Today at my job it was “ugly sweater” day, and I didn’t participate because I don’t have any. But next year I’m gonna wear a grey sweatshirt with “NOW I HAVE A MACHINE GUN HO HO HO” scrawled on it.
You were a proper Canadian father and taught her how to make an igloo and field dress a moose, right? She'll be fine.
did you have to explain to her what butt fucking means yet? I only ask that because it’s a quote in the movie.
No, but she laughed when Argyle laughed at that part. The “kneecapping” shot genuinely made her cringe, though. God bless practical effects.
Good luck. I have this one called Float and it’s a mix of CBD, THC and melatonin. It certainly does the trick.
One thing I hate about Ebay is that you usually don't get to choose how the item gets shipped, and the sellers almost always go with USPS because it's the cheapest. Something has gone wrong with every package I've gotten through USPS this year.

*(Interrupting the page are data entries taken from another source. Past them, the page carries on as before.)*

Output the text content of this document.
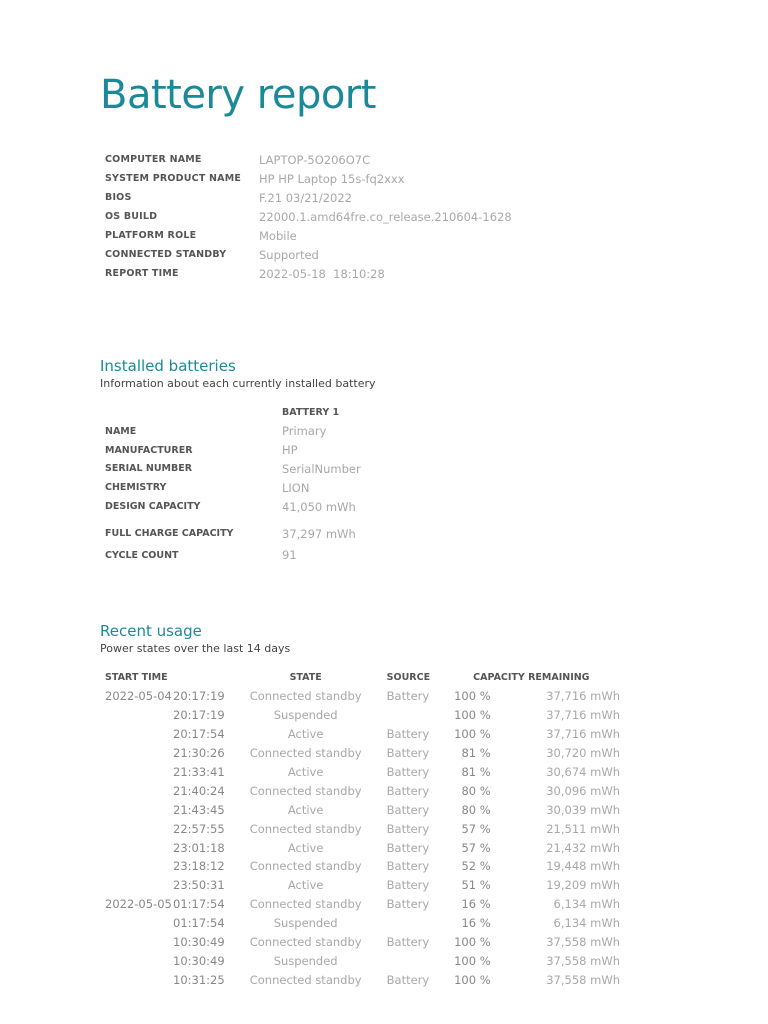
Battery report
COMPUTER NAME	LAPTOP-5O206O7C
SYSTEM PRODUCT NAME	HP HP Laptop 15s-fq2xxx
BIOS	F.21 03/21/2022
OS BUILD	22000.1.amd64fre.co_release.210604-1628
PLATFORM ROLE	Mobile
CONNECTED STANDBY	Supported
REPORT TIME	2022-05-18  18:10:28
Installed batteries

Information about each currently installed battery

	BATTERY 1
NAME	Primary
MANUFACTURER	HP
SERIAL NUMBER	SerialNumber
CHEMISTRY	LION
DESIGN CAPACITY	41,050 mWh
FULL CHARGE CAPACITY	37,297 mWh
CYCLE COUNT	91
Recent usage

Power states over the last 14 days

START TIME		STATE	SOURCE	CAPACITY REMAINING	
2022-05-04	20:17:19	Connected standby	Battery	100 %	37,716 mWh
	20:17:19	Suspended		100 %	37,716 mWh
	20:17:54	Active	Battery	100 %	37,716 mWh
	21:30:26	Connected standby	Battery	81 %	30,720 mWh
	21:33:41	Active	Battery	81 %	30,674 mWh
	21:40:24	Connected standby	Battery	80 %	30,096 mWh
	21:43:45	Active	Battery	80 %	30,039 mWh
	22:57:55	Connected standby	Battery	57 %	21,511 mWh
	23:01:18	Active	Battery	57 %	21,432 mWh
	23:18:12	Connected standby	Battery	52 %	19,448 mWh
	23:50:31	Active	Battery	51 %	19,209 mWh
2022-05-05	01:17:54	Connected standby	Battery	16 %	6,134 mWh
	01:17:54	Suspended		16 %	6,134 mWh
	10:30:49	Connected standby	Battery	100 %	37,558 mWh
	10:30:49	Suspended		100 %	37,558 mWh
	10:31:25	Connected standby	Battery	100 %	37,558 mWh
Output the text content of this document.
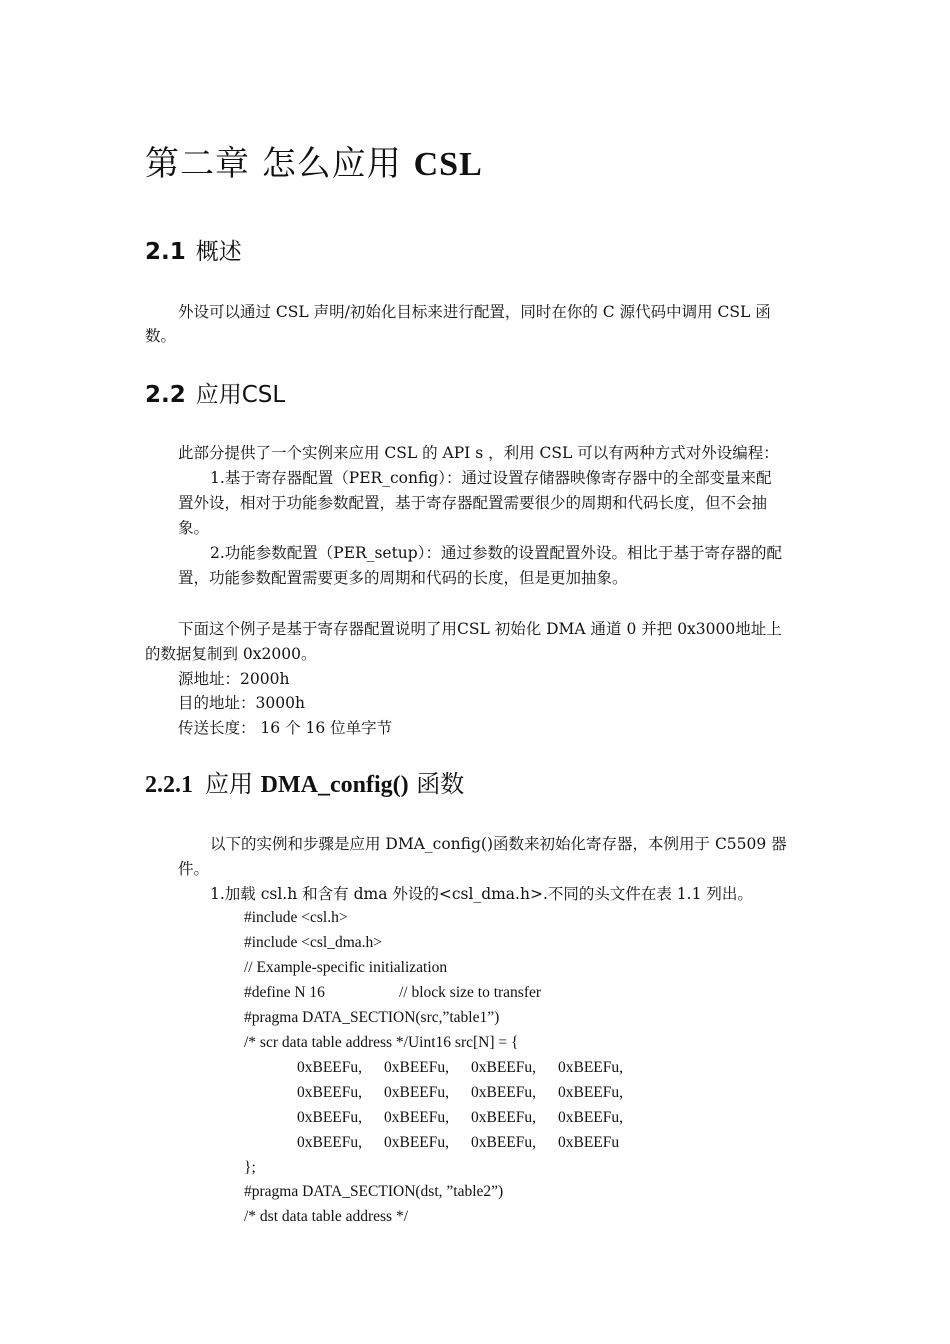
第二章 怎么应用 CSL
2.1 概述
外设可以通过 CSL 声明/初始化目标来进行配置，同时在你的 C 源代码中调用 CSL 函
数。
2.2 应用CSL
此部分提供了一个实例来应用 CSL 的 API s ，利用 CSL 可以有两种方式对外设编程：
1.基于寄存器配置（PER_config）：通过设置存储器映像寄存器中的全部变量来配
置外设，相对于功能参数配置，基于寄存器配置需要很少的周期和代码长度，但不会抽
象。
2.功能参数配置（PER_setup）：通过参数的设置配置外设。相比于基于寄存器的配
置，功能参数配置需要更多的周期和代码的长度，但是更加抽象。
下面这个例子是基于寄存器配置说明了用CSL 初始化 DMA 通道 0 并把 0x3000地址上
的数据复制到 0x2000。
源地址：2000h
目的地址：3000h
传送长度： 16 个 16 位单字节
2.2.1 应用 DMA_config() 函数
以下的实例和步骤是应用 DMA_config()函数来初始化寄存器，本例用于 C5509 器
件。
1.加载 csl.h 和含有 dma 外设的<csl_dma.h>.不同的头文件在表 1.1 列出。
#include <csl.h>
#include <csl_dma.h>
// Example-specific initialization
#define N 16	// block size to transfer
#pragma DATA_SECTION(src,”table1”)
/* scr data table address */Uint16 src[N] = {
0xBEEFu, 0xBEEFu, 0xBEEFu, 0xBEEFu,
0xBEEFu, 0xBEEFu, 0xBEEFu, 0xBEEFu,
0xBEEFu, 0xBEEFu, 0xBEEFu, 0xBEEFu,
0xBEEFu, 0xBEEFu, 0xBEEFu, 0xBEEFu
};
#pragma DATA_SECTION(dst, ”table2”)
/* dst data table address */
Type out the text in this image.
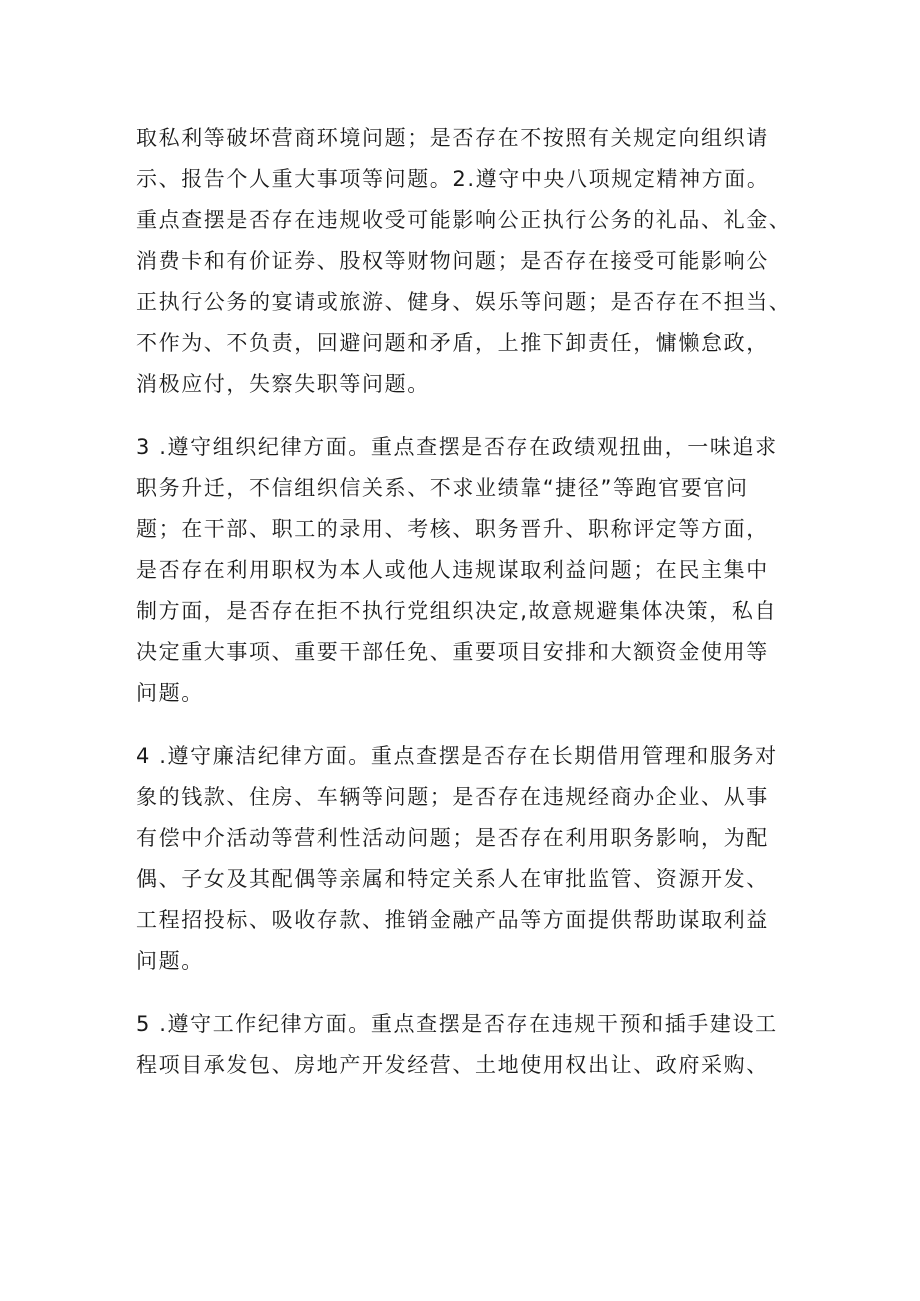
取私利等破坏营商环境问题；是否存在不按照有关规定向组织请
示、报告个人重大事项等问题。2.遵守中央八项规定精神方面。
重点查摆是否存在违规收受可能影响公正执行公务的礼品、礼金、
消费卡和有价证券、股权等财物问题；是否存在接受可能影响公
正执行公务的宴请或旅游、健身、娱乐等问题；是否存在不担当、
不作为、不负责，回避问题和矛盾，上推下卸责任，慵懒怠政，
消极应付，失察失职等问题。
3 .遵守组织纪律方面。重点查摆是否存在政绩观扭曲，一味追求
职务升迁，不信组织信关系、不求业绩靠“捷径”等跑官要官问
题；在干部、职工的录用、考核、职务晋升、职称评定等方面，
是否存在利用职权为本人或他人违规谋取利益问题；在民主集中
制方面，是否存在拒不执行党组织决定,故意规避集体决策，私自
决定重大事项、重要干部任免、重要项目安排和大额资金使用等
问题。
4 .遵守廉洁纪律方面。重点查摆是否存在长期借用管理和服务对
象的钱款、住房、车辆等问题；是否存在违规经商办企业、从事
有偿中介活动等营利性活动问题；是否存在利用职务影响，为配
偶、子女及其配偶等亲属和特定关系人在审批监管、资源开发、
工程招投标、吸收存款、推销金融产品等方面提供帮助谋取利益
问题。
5 .遵守工作纪律方面。重点查摆是否存在违规干预和插手建设工
程项目承发包、房地产开发经营、土地使用权出让、政府采购、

Right now I have two different packages with an estimated delivery date of yesterday that are listed as "In Transit" with no location, which is what their tracking system shows if it hasn't been scanned for several days and they don't know where the fuck it is. If I'm lucky, they'll pop up in some post office or sorting center they shouldn't be at. One item I ordered earlier this year showed up two months after I'd given up on it. Then you have the fat fuck that delivers my mail. He folded a padded envelope in half so it would fit in the mailbox so he wouldn't have to walk 25 feet to my porch. Last week I saw him out the window, and I watched him back his truck up my driveway and then into my grass so that he would only have to carry a 20lb box a few feet.
So after watching Die Hard my daughter has decided that Alan Rickman is her favourite actor (she’s also seen and adored Galaxy Quest). Then I had to carefully explain that he was dead. And to add to the scoreboard of “Is Die Hard A Christmas Movie” she did NOT think that it was.
My daughter watched Christmas Vacation last night. She liked the movie but thinks Chevy Chase is creepy, both of which, in my opinion, show she has good judgment. Die Hard is next on our list, but she is already aware of the Christmas movie/not Christmas movie controversy so her decision may be biased.
Show her “The Ref”. Mine nearly pissed her pants at the sociopathically abusive “dynamic” Leary has with his poor old wheelman in the movie. Still the best role he’s ever had.
Yeah, I don't get the love for Christmas Vacation. I hadn't seen it in its entirety until about 2 years ago. It just kind of "meh" for me.
When it comes to the humor of the holiday season, there is no joke more nuanced than “Merry Christmas, shitter’s full.”
Why do I imagine you as the yuppy neighbors in that movie? Beyond the comedy which I think is hilarious it has a lot of John Hughes heart to it as well which I think adds to its enduring legacy. He had honed his craft by then. I think it's worlds ahead of the original Vacation in terms of over all quality. How often is the third movie better than the first?
I don’t find it as funny as when so was a kid, but I find I laugh at different things now. For instance: any shot the next door yuppies are on screen is genius and hilarious. Their wardrobe, their meticulous home design, what they eat for dinner on Christmas Eve, their sneering arrogance... it’s all hilarious. And Elaine getting climactically hit by the squirrel and then Snots is funny no matter what, I don’t give a fuck how old you are.
I think the cousin Eddie character hits a little different as an adult too. When you're a kid, its more like "haha he's gross white trash". As an adult, when we personally know people like him,(financial retards, moochers, always asking for money) it brings something out viscerally that makes me hate his character.
I get why people like it, I just don’t. I think people love it because it they grew up on it. It’s not bad, it’s just that I’ve heard people quoting it out of context for years and then when I finally saw it for the first time in my 30s, it all kind of fell flat.
Please name these Christmas classic laugh riots you think are the bees knees? BESIDES A Christmas Story. If you say Elf. Smack yourself.